Friday, August 1, 2008

What Is Your Dream? What Would You REALLY Like to Be Doing?

I tell myself a lot, “Everything changes all the time.” I’ve been through a lot of change recently, and it’s felt hard. I don’t WANT this change, I say. But everything changes all the time, whether I want it or not, and whether I try to ignore it or not. I’m not built to ignore it forever; I have to do something else.

There’s been a lot of change. Where I’m living isn’t home. My income’s insufficient for my needs, not for my wants, my needs. What I’ve been doing for a living for 15 years isn’t working for me any more. I’m so aware of how much it’s about serving an institution and not people. The Div College and ordination track I was on – well, I changed, is the truth, and God has different plans for me. My relatives – I’ve lost most of my relatives in the last two years. I have family, that’s a different thing, and it’s pretty portable. Very few of them are right here anyway.

And you know what? I’d love to have my mother and my aunt back. But being and being here while they were sick and dying changed me, and I don’t want to go back to what I was. This is better.
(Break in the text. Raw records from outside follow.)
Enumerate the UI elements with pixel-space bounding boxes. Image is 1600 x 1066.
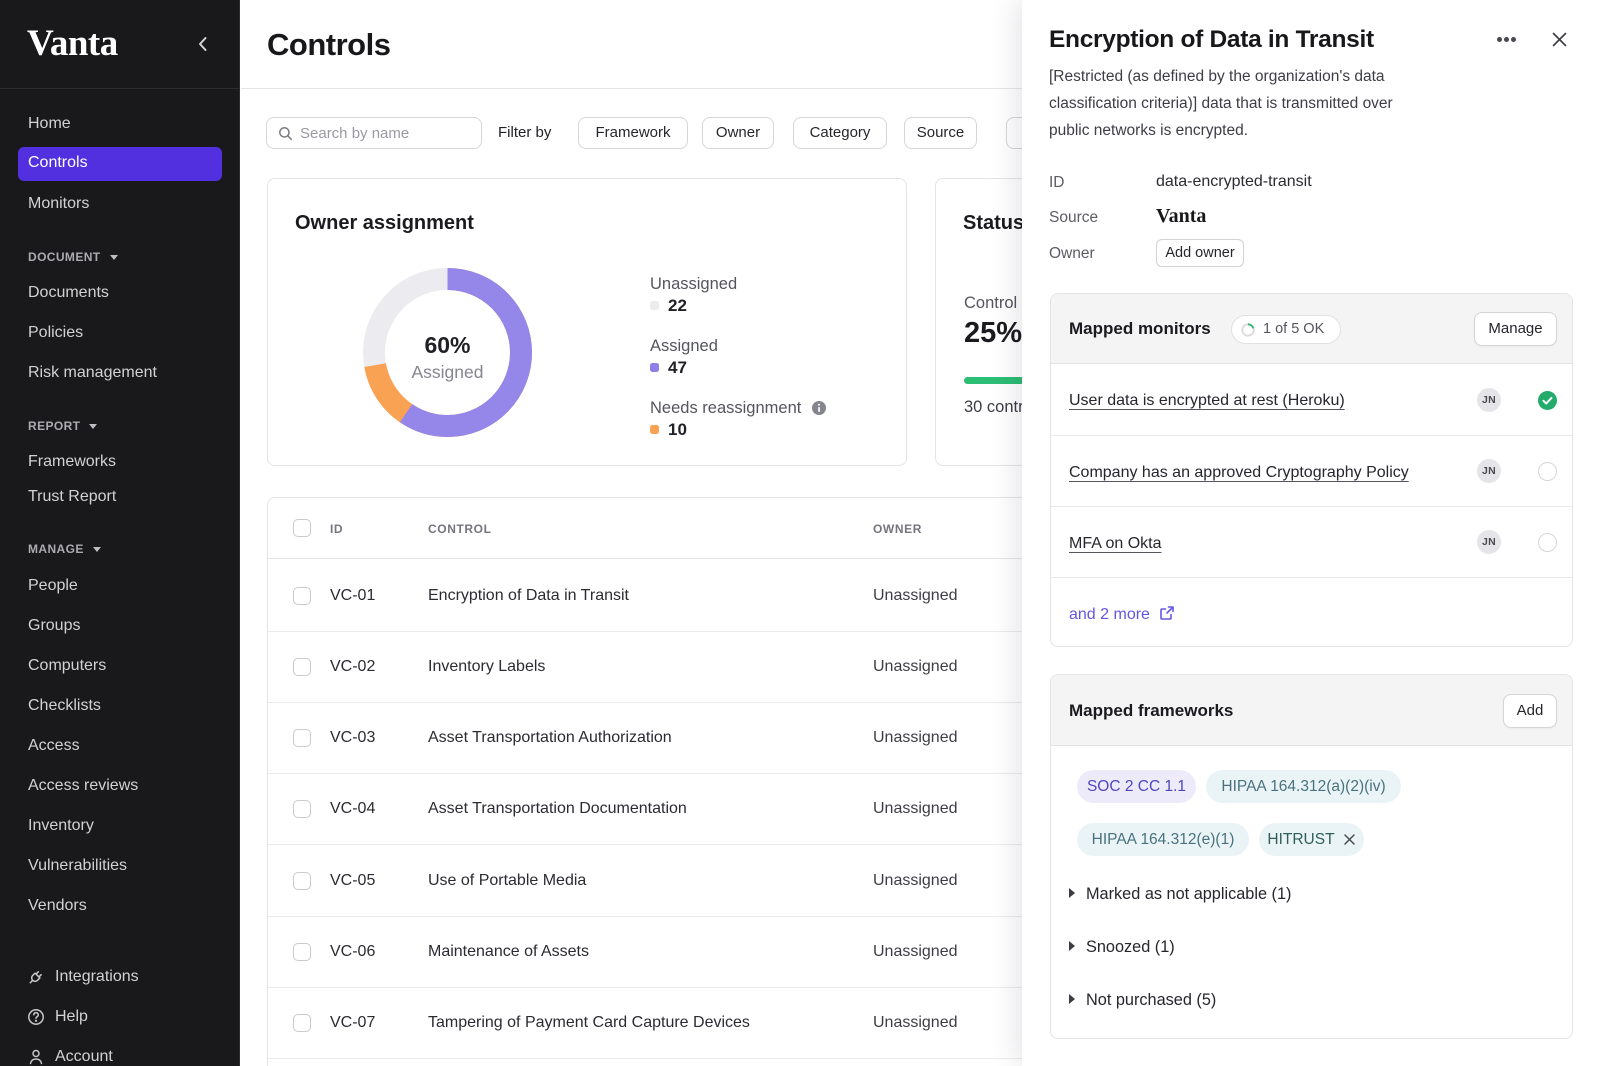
svg-text:60%: 60% [424, 332, 470, 358]
svg-text:Assigned: Assigned [412, 362, 484, 382]
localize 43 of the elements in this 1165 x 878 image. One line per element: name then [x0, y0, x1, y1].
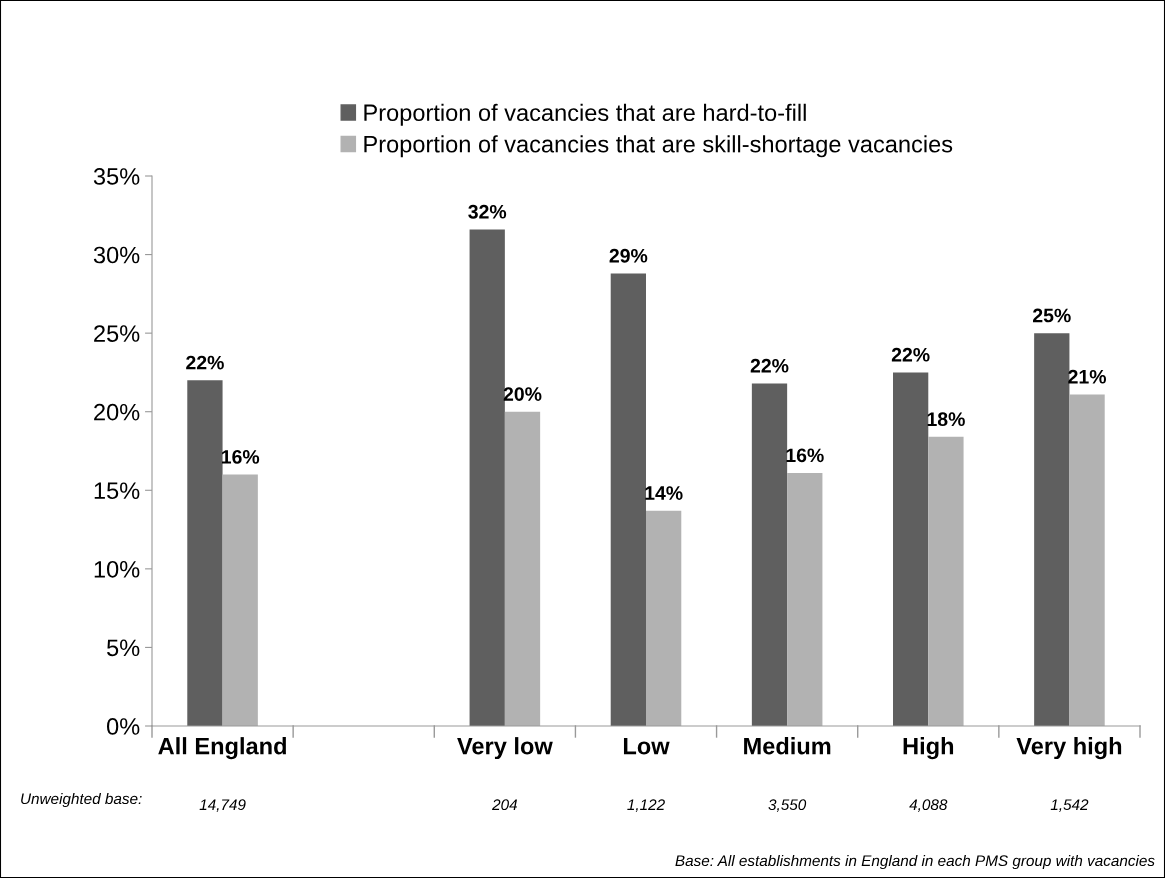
text: 3,550 — [768, 799, 807, 812]
bar — [928, 436, 964, 726]
y-tick-label: 20% — [94, 403, 140, 421]
data-label: 25% — [1033, 308, 1071, 323]
bar — [646, 510, 682, 726]
y-tick-label: 25% — [94, 325, 140, 342]
x-tick-label: All England — [158, 737, 286, 760]
x-tick-label: Very low — [457, 737, 553, 760]
text: 1,542 — [1050, 799, 1089, 812]
text: Base: All establishments in England in each PMS group with vacancies — [675, 854, 1155, 870]
text: 14,749 — [199, 799, 246, 812]
y-tick-label: 0% — [106, 718, 140, 735]
bar — [787, 473, 823, 726]
data-label: 22% — [891, 347, 930, 362]
bar — [187, 380, 223, 726]
y-tick-label: 5% — [107, 639, 140, 657]
y-tick-label: 10% — [94, 560, 140, 578]
x-tick-label: Low — [623, 737, 670, 755]
x-tick-label: Very high — [1016, 737, 1122, 760]
data-label: 16% — [221, 450, 260, 464]
y-tick-label: 15% — [94, 482, 140, 500]
legend-label: Proportion of vacancies that are hard-to-fill — [364, 103, 806, 126]
x-tick-label: Medium — [744, 737, 831, 755]
legend-label: Proportion of vacancies that are skill-shortage vacancies — [364, 135, 953, 158]
bar — [1069, 394, 1105, 726]
bar — [504, 411, 541, 726]
bar — [1034, 333, 1070, 726]
bar — [469, 229, 505, 726]
bar — [893, 372, 929, 726]
bar — [751, 383, 788, 726]
data-label: 32% — [468, 204, 507, 219]
x-tick-label: High — [903, 737, 954, 760]
text: Unweighted base: — [21, 792, 142, 808]
data-label: 22% — [750, 358, 789, 373]
text: 204 — [492, 799, 518, 811]
y-tick-label: 30% — [93, 246, 140, 264]
data-label: 29% — [609, 248, 648, 263]
text: 1,122 — [627, 799, 665, 812]
data-label: 22% — [186, 355, 224, 370]
text: 4,088 — [909, 799, 948, 812]
bar — [610, 273, 646, 726]
y-tick-label: 35% — [93, 168, 140, 185]
bar — [222, 474, 258, 726]
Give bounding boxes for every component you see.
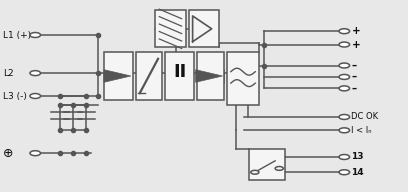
Circle shape (339, 86, 350, 91)
Text: –: – (352, 60, 357, 70)
Bar (136, 52, 162, 100)
Text: ⊕: ⊕ (3, 147, 13, 160)
Text: +: + (352, 40, 360, 50)
Bar (165, 52, 194, 100)
Circle shape (275, 166, 283, 170)
Bar (197, 52, 224, 100)
Text: +: + (352, 26, 360, 36)
Circle shape (30, 71, 40, 76)
Bar (155, 10, 186, 47)
Polygon shape (104, 70, 131, 82)
Circle shape (339, 155, 350, 160)
Text: 13: 13 (351, 152, 363, 161)
Circle shape (339, 114, 350, 119)
Circle shape (30, 94, 40, 98)
Text: L1 (+): L1 (+) (3, 31, 31, 40)
Circle shape (339, 128, 350, 133)
Text: L2: L2 (3, 69, 13, 78)
Circle shape (339, 29, 350, 34)
Text: I < Iₙ: I < Iₙ (351, 126, 371, 135)
Bar (188, 10, 219, 47)
Circle shape (339, 42, 350, 47)
Bar (227, 52, 259, 105)
Bar (104, 52, 133, 100)
Circle shape (339, 74, 350, 79)
Bar (249, 149, 285, 180)
Text: –: – (352, 72, 357, 82)
Text: DC OK: DC OK (351, 113, 378, 122)
Circle shape (30, 151, 40, 156)
Circle shape (339, 170, 350, 175)
Circle shape (30, 32, 40, 37)
Circle shape (251, 170, 259, 174)
Text: –: – (352, 83, 357, 93)
Polygon shape (196, 70, 222, 82)
Text: L3 (-): L3 (-) (3, 92, 27, 100)
Circle shape (339, 63, 350, 68)
Text: II: II (173, 63, 186, 81)
Text: 14: 14 (351, 168, 364, 177)
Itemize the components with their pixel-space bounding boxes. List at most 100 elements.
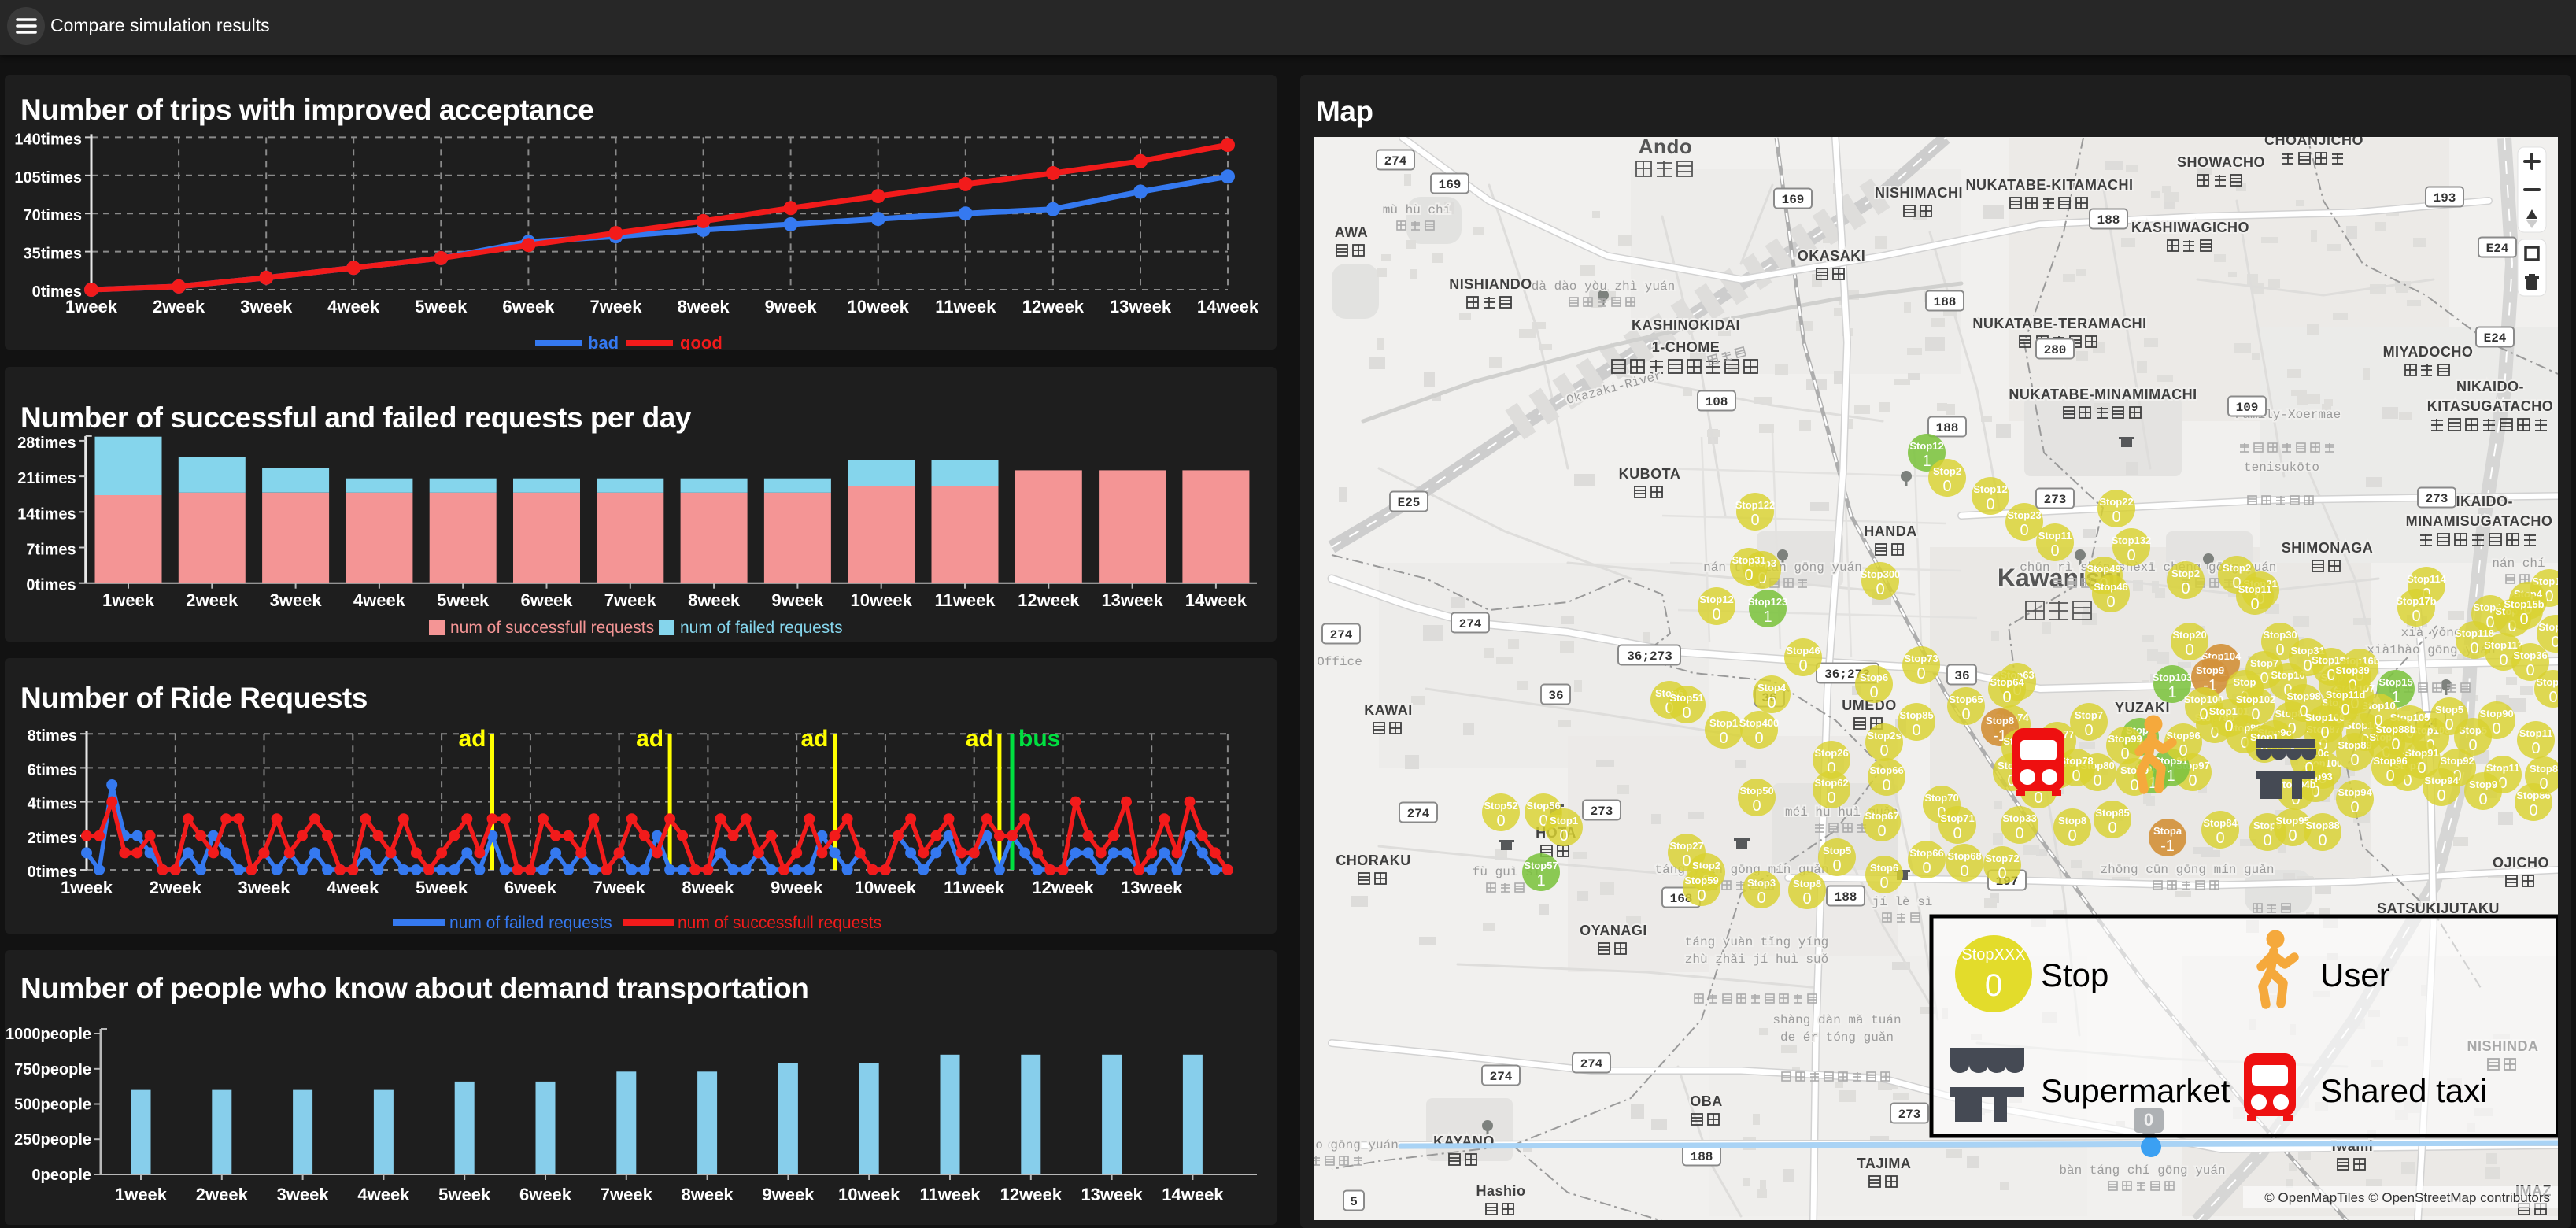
svg-text:KUBOTA: KUBOTA <box>1619 466 1681 482</box>
svg-text:4week: 4week <box>327 297 380 316</box>
svg-text:NUKATABE-TERAMACHI: NUKATABE-TERAMACHI <box>1972 316 2146 331</box>
svg-text:14week: 14week <box>1197 297 1259 316</box>
svg-text:14times: 14times <box>17 505 76 523</box>
svg-text:0: 0 <box>2240 734 2249 752</box>
svg-text:0: 0 <box>2260 670 2268 687</box>
svg-text:bus: bus <box>1018 726 1060 752</box>
svg-text:3week: 3week <box>238 878 290 897</box>
svg-text:0: 0 <box>1869 684 1878 701</box>
svg-text:2week: 2week <box>153 297 205 316</box>
svg-text:Stop66: Stop66 <box>1869 764 1903 776</box>
svg-text:MINAMISUGATACHO: MINAMISUGATACHO <box>2406 513 2553 529</box>
svg-text:13week: 13week <box>1110 297 1172 316</box>
svg-text:Stop23: Stop23 <box>2007 509 2041 521</box>
svg-text:0: 0 <box>1802 890 1811 908</box>
svg-text:E25: E25 <box>1398 496 1421 510</box>
svg-text:28times: 28times <box>17 435 76 452</box>
svg-text:280: 280 <box>2044 343 2067 357</box>
svg-text:0: 0 <box>1961 706 1970 723</box>
svg-text:0: 0 <box>2251 706 2260 723</box>
svg-text:0: 0 <box>1953 825 1961 842</box>
svg-text:0: 0 <box>2002 689 2011 706</box>
svg-text:0: 0 <box>2210 724 2219 742</box>
svg-text:0: 0 <box>2287 720 2296 738</box>
svg-text:0: 0 <box>1744 567 1753 584</box>
svg-text:0: 0 <box>2275 642 2284 659</box>
svg-text:0: 0 <box>2445 716 2453 734</box>
svg-text:Stop2: Stop2 <box>2171 568 2200 579</box>
svg-text:0: 0 <box>2350 799 2359 816</box>
svg-text:-1: -1 <box>2160 838 2175 855</box>
svg-text:0: 0 <box>2320 724 2329 742</box>
svg-text:0: 0 <box>2020 522 2028 539</box>
svg-text:0: 0 <box>2007 772 2016 790</box>
svg-text:188: 188 <box>1936 421 1959 435</box>
svg-text:Stop12: Stop12 <box>1699 594 1733 605</box>
svg-text:OJICHO: OJICHO <box>2493 855 2549 871</box>
svg-text:Stop31: Stop31 <box>2290 645 2324 657</box>
svg-text:11week: 11week <box>935 297 996 316</box>
svg-text:CHOANJICHO: CHOANJICHO <box>2264 137 2363 148</box>
svg-text:Stop132: Stop132 <box>2112 534 2152 546</box>
svg-text:Stop11d: Stop11d <box>2326 689 2366 701</box>
svg-text:SHIMONAGA: SHIMONAGA <box>2282 540 2374 556</box>
svg-text:shàng dàn mǎ tuán: shàng dàn mǎ tuán <box>1772 1013 1901 1027</box>
svg-text:0: 0 <box>2288 827 2297 845</box>
svg-text:Stop118: Stop118 <box>2455 627 2494 639</box>
svg-text:Stop85: Stop85 <box>2095 807 2129 819</box>
svg-text:0: 0 <box>1882 777 1890 794</box>
svg-text:Stop52: Stop52 <box>1484 800 1517 812</box>
svg-text:0: 0 <box>2291 791 2300 808</box>
svg-text:0: 0 <box>2299 703 2308 720</box>
svg-text:0: 0 <box>2232 575 2241 592</box>
svg-text:0: 0 <box>1559 827 1568 845</box>
svg-text:11week: 11week <box>934 590 996 610</box>
svg-text:0: 0 <box>2224 718 2233 735</box>
svg-text:num of successfull requests: num of successfull requests <box>678 914 881 932</box>
svg-text:num of successfull requests: num of successfull requests <box>450 619 654 637</box>
svg-text:0: 0 <box>2539 775 2548 793</box>
svg-text:5week: 5week <box>416 878 468 897</box>
svg-text:0: 0 <box>2374 712 2382 730</box>
svg-text:3week: 3week <box>240 297 293 316</box>
svg-text:Stop11: Stop11 <box>2238 583 2272 595</box>
svg-text:8week: 8week <box>682 878 734 897</box>
svg-text:0people: 0people <box>31 1167 91 1184</box>
svg-text:KITASUGATACHO: KITASUGATACHO <box>2427 398 2553 414</box>
svg-text:OBA: OBA <box>1690 1093 1723 1109</box>
svg-text:Stop17: Stop17 <box>2532 575 2558 587</box>
svg-text:0: 0 <box>2529 802 2537 819</box>
svg-text:nán chí: nán chí <box>2492 557 2545 571</box>
svg-text:Stop66: Stop66 <box>1909 847 1943 859</box>
svg-text:0: 0 <box>2470 640 2478 657</box>
svg-text:Stop67: Stop67 <box>1865 810 1898 822</box>
svg-text:mù hù chí: mù hù chí <box>1383 203 1451 217</box>
svg-text:0: 0 <box>1986 496 1994 513</box>
svg-text:Stop96: Stop96 <box>2373 755 2407 767</box>
svg-text:Stop26: Stop26 <box>1814 747 1848 759</box>
svg-text:Stop1: Stop1 <box>1550 815 1578 827</box>
svg-text:NUKATABE-MINAMIMACHI: NUKATABE-MINAMIMACHI <box>2009 387 2197 402</box>
svg-text:AWA: AWA <box>1335 224 1369 240</box>
svg-text:0: 0 <box>2545 588 2553 605</box>
svg-text:0: 0 <box>2526 662 2534 679</box>
svg-text:Stop94: Stop94 <box>2338 786 2372 798</box>
svg-text:274: 274 <box>1580 1057 1603 1071</box>
svg-text:273: 273 <box>2426 492 2448 506</box>
svg-text:Stop: Stop <box>2041 956 2108 993</box>
svg-text:Stop88: Stop88 <box>2305 819 2339 831</box>
svg-text:Stop36: Stop36 <box>2513 649 2547 661</box>
svg-text:Stop8: Stop8 <box>2058 815 2086 827</box>
svg-text:274: 274 <box>1384 154 1407 168</box>
svg-text:Stop2: Stop2 <box>2223 562 2251 574</box>
svg-text:7week: 7week <box>604 590 657 610</box>
svg-text:0: 0 <box>2403 772 2412 790</box>
svg-text:4week: 4week <box>353 590 406 610</box>
svg-text:Stop92: Stop92 <box>2440 755 2474 767</box>
svg-text:0: 0 <box>2304 760 2313 777</box>
svg-text:Stop59: Stop59 <box>1684 875 1718 886</box>
svg-text:Stop2s: Stop2s <box>1867 730 1901 742</box>
svg-text:Stop72: Stop72 <box>1985 853 2019 864</box>
svg-text:36: 36 <box>1954 669 1969 683</box>
svg-text:750people: 750people <box>14 1061 91 1078</box>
Do you remember at the end of The Wizard of Oz, when they’re getting ready to fly back to Kansas in a balloon? They slip all the guy ropes for the basket off their pegs, and the thing just lifts off. “Losing” the job, the relatives, the sense of call to ordination, the home … My guy ropes are being slipped off their pegs. There’s nothing to hold me where I am, physically, emotionally, spiritually. Freedom. I also feel it as a vacuum sometimes. But nature won’t support a vacuum. I FEEL it that way, but the vacuum doesn’t exist. There is something else that exists, waiting for me to start doing it. I just don’t know what or where it is yet.

Sometimes that’s discouraging. This little statement from Wayne Dyer helps.



3 comments:

Kate Morningstar said...

Hot Damn! I wanted to write a post saying this is my one-hundredth post, but if I did, it wouldn't be.

So I'm saying it here.

susan s. said...

Congratulations on your 100th post! I am such a coward that I don't dare post for fear that I might make a fool of myself. Yes, I know that's a shitty reason. Maybe it's just because I am too lazy, eh? I love it when someone appreciates my 'wit', as rarely happens at MadPriest's place or anywhere else for that matter! And we've sort of been in the same place twice today!

I was reading about your mother's death here and think I feel the same way about the fact that I miss her, but wouldn't want to go back there. I didn't go home to see her but once a year. It was not a good place for me to be, and I was selfish about putting myself through it. She died almost 2 years ago and I haven't been 'home' since.

You will find it, that thing waiting for you.

Kate Morningstar said...

Thank you, Susan! Yes, we've been hanging around the same neighbourhoods. You were at TheMe's before me today.

I have always lived right where I do now -- in a 15-mile radius of the hospital where I was born. I'm hoping to go away for the sake of finding out I can. It's all an adventure, wherever we are.

I was afraid of making a fool of myself, and who'd want to read what I wrote, and maybe I was just being self-centred ... MadPriest asked if I blogged, and I told him all that. And shortly thereafter, I started. It's not like I haven't made a fool of myself before. What I have made, doing this, is new friends.